Oil prices have spiked and could remain elevated as companies try and find alternative cargo routes following vessel attacks in the Red Sea.
International benchmark Brent crude has shot up to $79.35/bbl as of this morning, having opened on Monday at $77.24/bbl.
The attacks, which have been occurring daily since Monday, are believed to have been perpetrated by Houthi rebels in Yemen.
Major shippers such as Maersk and Evergreen and Norwegian gas giant Equinor have implemented re-routing plans, while oil firm BP became the first among peers to pause all shipments through the Red Sea, citing a “deteriorating security situation.”
“For those vessels still transiting through the Red Sea, war risk [insurance] premiums are reported to have increased from 0.07 per cent of the value of a ship in early December to 0.5 per cent to 0.7 per cent this week,” said Toby Vallance, executive committee member of the London Forum of Insurance Lawyers.

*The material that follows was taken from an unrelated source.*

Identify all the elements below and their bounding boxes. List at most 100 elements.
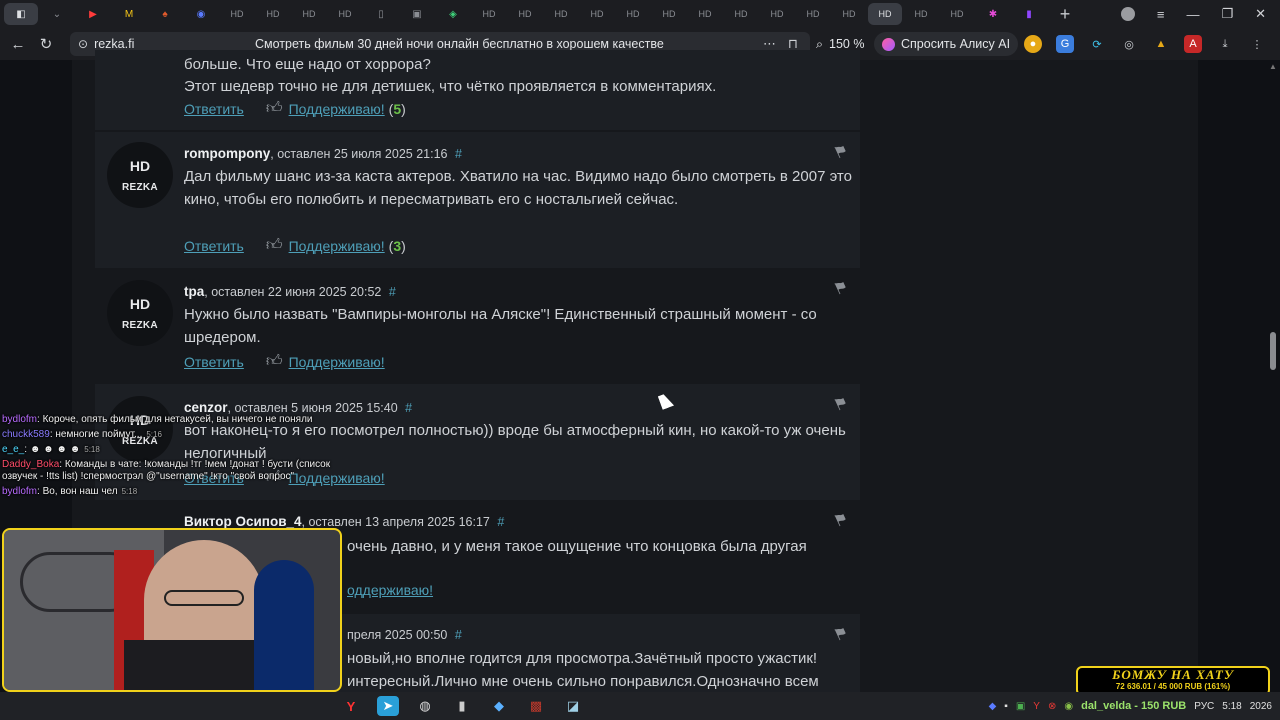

“Both options of increased premiums and rerouting around Africa will see a knock-on effect on the price of goods (especially oil), due to a stifled global supply chain, which may be further perpetuated given the time of year.”

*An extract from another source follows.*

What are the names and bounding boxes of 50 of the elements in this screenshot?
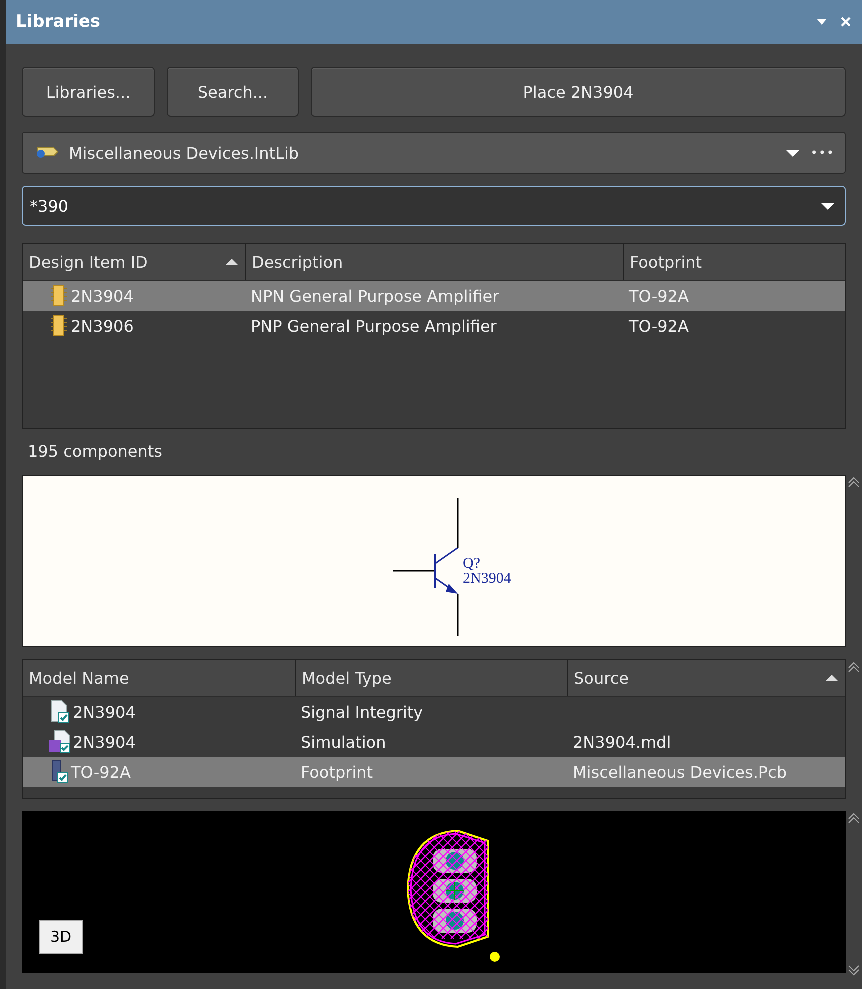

BP’s decision comes at a crucial time for petrol demand as UK motorists prepare for Christmas journeys.
Petrol prices have dropped over the past few months, falling to 142.6p per litre this week, the lowest since the end of October 2021 and 10p lower than December last year.
However, higher oil prices could translate into higher prices at the pump in the next week as the disruption filters through to consumers.
An official security operation named Prosperity Guardian has also been launched by a coalition of countries including the UK, Canada, France, Bahrain, Norway and Spain.
To avoid the areas of recent attacks, firms are likely faced with a longer voyage of up to two weeks for shipments of petroleum products from the Middle East and India to Europe and from Russia to China and India.